Ma non per sempre, consolatorio non vederlo consumato da mali alieni o aperto da bisturi spesso inutili o peggio ancora lentamente ora dopo ora in una casa parcheggio per anziani .
Nel suo ultimo viaggio era almeno per sua scelta dentro al terreno (suo)ideale.
È morto Christian Brenna. Di certo a quanto sembra non in modo estremo.
Un fuoriclasse tanto discreto quanto talentuoso.
Quanti ne facciamo nella vita di tutti i giorni, passandola quasi sempre liscia?
E’ proprio vero. Pensiamo sempre agli incidenti che accadono… Non ci rendiamo mai conto di quelli che, anche fortuitamente, evitiamo e dei quali non ci rendiamo nemmeno conto.
Per sparire basta un errore. Un solo errore. Un solo stupido errore.

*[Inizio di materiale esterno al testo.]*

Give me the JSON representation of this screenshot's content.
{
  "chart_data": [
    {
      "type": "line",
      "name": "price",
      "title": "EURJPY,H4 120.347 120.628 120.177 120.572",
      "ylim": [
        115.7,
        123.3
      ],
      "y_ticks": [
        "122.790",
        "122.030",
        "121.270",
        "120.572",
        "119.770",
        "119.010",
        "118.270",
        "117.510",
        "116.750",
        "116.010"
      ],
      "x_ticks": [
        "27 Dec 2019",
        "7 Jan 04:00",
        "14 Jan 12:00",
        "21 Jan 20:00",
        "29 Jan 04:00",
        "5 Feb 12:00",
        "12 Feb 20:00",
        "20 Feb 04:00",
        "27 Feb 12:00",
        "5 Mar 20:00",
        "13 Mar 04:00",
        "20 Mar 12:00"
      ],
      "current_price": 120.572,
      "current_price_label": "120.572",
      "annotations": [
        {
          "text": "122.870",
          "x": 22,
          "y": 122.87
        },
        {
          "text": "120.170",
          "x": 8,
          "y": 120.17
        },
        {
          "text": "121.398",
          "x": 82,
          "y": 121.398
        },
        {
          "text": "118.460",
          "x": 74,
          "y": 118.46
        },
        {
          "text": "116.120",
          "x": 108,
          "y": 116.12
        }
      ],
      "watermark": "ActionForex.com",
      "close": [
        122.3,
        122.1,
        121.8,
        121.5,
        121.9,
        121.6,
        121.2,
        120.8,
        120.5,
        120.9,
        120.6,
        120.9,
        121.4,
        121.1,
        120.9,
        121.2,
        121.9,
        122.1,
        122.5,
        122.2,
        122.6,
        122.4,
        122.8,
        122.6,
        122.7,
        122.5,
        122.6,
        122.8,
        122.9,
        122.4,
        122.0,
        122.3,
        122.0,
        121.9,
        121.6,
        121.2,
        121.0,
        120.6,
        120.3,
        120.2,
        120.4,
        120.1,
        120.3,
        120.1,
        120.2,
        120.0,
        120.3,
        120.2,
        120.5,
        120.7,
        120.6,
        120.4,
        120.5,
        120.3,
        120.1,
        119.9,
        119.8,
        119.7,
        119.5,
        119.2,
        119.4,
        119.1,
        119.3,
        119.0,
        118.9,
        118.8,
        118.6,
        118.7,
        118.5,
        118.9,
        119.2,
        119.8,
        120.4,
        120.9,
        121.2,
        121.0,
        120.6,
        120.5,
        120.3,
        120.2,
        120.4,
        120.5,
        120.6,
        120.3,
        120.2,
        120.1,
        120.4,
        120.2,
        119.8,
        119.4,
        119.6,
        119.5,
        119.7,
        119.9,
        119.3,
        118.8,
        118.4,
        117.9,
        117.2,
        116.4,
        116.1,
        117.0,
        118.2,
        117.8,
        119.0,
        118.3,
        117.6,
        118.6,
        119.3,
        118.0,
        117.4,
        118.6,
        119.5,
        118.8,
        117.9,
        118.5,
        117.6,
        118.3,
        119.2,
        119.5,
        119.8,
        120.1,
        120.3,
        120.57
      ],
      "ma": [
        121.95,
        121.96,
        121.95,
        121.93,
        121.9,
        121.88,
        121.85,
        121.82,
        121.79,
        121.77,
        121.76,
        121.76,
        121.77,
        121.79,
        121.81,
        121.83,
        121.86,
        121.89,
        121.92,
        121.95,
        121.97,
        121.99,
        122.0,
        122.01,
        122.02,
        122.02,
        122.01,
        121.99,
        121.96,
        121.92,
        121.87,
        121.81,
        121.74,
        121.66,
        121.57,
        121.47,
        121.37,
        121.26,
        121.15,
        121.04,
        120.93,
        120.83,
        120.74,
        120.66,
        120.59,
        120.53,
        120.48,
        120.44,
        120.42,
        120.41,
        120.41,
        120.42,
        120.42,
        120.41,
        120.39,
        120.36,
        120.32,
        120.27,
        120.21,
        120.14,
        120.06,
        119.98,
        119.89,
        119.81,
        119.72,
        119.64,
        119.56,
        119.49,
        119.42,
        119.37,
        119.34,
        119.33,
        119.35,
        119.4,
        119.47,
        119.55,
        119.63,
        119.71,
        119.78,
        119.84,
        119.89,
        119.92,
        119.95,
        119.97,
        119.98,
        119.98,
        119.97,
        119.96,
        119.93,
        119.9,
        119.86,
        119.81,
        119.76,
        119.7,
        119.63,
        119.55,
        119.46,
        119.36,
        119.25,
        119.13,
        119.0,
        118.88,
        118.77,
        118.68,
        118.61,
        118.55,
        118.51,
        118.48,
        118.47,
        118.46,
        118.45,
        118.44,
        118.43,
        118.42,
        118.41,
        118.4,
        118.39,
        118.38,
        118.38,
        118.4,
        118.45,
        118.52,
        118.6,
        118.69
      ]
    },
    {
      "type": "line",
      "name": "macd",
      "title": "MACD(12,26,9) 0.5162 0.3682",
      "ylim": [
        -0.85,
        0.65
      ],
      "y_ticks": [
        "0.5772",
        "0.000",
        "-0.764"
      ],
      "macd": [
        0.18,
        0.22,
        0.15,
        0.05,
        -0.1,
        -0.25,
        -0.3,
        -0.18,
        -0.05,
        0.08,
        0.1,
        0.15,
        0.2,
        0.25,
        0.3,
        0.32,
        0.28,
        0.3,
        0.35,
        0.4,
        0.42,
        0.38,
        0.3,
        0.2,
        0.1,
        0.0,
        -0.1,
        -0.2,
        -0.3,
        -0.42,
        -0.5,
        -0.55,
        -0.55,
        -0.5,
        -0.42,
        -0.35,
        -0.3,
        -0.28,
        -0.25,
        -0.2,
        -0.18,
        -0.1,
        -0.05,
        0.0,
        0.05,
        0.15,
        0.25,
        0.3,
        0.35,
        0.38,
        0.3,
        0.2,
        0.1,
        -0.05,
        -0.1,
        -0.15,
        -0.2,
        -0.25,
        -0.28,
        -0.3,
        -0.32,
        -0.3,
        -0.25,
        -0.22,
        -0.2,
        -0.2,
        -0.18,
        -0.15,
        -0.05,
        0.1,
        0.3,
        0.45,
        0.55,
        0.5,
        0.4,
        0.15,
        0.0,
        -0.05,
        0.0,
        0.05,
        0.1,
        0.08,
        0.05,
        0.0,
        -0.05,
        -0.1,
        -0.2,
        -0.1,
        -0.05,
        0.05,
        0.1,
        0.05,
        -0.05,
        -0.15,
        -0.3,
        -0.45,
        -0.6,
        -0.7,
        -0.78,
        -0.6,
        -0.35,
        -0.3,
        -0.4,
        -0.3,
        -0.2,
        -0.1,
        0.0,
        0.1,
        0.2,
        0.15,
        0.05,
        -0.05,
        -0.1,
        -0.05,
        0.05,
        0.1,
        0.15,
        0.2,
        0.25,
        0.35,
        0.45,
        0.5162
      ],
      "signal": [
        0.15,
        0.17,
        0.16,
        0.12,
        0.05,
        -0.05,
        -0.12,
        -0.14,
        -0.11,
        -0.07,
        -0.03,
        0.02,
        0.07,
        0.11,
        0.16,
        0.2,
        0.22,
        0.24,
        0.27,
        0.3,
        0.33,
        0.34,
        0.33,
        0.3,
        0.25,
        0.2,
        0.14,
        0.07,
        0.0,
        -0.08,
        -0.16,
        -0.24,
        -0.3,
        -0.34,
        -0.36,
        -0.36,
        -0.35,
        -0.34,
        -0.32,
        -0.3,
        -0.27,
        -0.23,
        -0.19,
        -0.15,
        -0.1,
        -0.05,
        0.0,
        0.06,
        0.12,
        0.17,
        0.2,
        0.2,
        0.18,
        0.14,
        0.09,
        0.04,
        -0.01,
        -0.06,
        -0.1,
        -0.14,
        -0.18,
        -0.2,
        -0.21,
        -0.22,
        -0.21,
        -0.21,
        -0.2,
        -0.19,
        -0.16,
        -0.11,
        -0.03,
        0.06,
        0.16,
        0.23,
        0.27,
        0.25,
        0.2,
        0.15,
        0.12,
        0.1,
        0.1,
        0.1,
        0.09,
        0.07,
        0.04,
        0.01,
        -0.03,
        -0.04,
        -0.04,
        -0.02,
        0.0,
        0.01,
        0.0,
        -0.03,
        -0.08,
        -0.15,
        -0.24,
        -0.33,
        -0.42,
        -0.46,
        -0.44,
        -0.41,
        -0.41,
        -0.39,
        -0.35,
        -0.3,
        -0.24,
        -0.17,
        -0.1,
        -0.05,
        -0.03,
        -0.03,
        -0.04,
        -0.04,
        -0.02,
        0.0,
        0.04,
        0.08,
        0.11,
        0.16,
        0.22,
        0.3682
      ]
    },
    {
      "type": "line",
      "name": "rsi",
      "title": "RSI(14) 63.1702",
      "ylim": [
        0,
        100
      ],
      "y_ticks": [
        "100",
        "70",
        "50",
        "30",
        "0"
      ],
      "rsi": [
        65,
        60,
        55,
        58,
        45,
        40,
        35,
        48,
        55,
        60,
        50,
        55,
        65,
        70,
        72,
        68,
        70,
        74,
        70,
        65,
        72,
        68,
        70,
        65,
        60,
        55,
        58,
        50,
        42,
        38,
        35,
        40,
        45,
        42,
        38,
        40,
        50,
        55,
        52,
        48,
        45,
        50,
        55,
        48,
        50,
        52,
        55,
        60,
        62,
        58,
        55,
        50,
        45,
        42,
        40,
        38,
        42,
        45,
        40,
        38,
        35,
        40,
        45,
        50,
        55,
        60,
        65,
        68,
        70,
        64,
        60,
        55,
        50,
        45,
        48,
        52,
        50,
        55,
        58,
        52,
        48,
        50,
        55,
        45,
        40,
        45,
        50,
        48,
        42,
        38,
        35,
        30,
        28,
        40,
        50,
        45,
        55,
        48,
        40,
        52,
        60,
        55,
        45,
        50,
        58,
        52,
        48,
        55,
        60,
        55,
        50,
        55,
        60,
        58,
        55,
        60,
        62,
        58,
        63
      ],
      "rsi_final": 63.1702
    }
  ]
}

Quanti ne facciamo nella vita di tutti i giorni, passandola quasi sempre liscia? Beh, in alpinismo purtroppo non funziona cosí. Si cerca anche il rischio, come il sale nella minestra. Attenzione però a non salare troppo.
Altrimenti kaputt.
Quanto può valere tutta l’esperienza che ai maturato in anni e anni di salite ed imprese anche estreme, quando poi ti capita un incidente perchè ti sei fidato di una vecchia corda fissa?
Si dice che prima o poi tutti facciamo un errore. Bolotov ha fatto un errore, si è fidato. Forse la quota? La stanchezza? La troppa fiducia?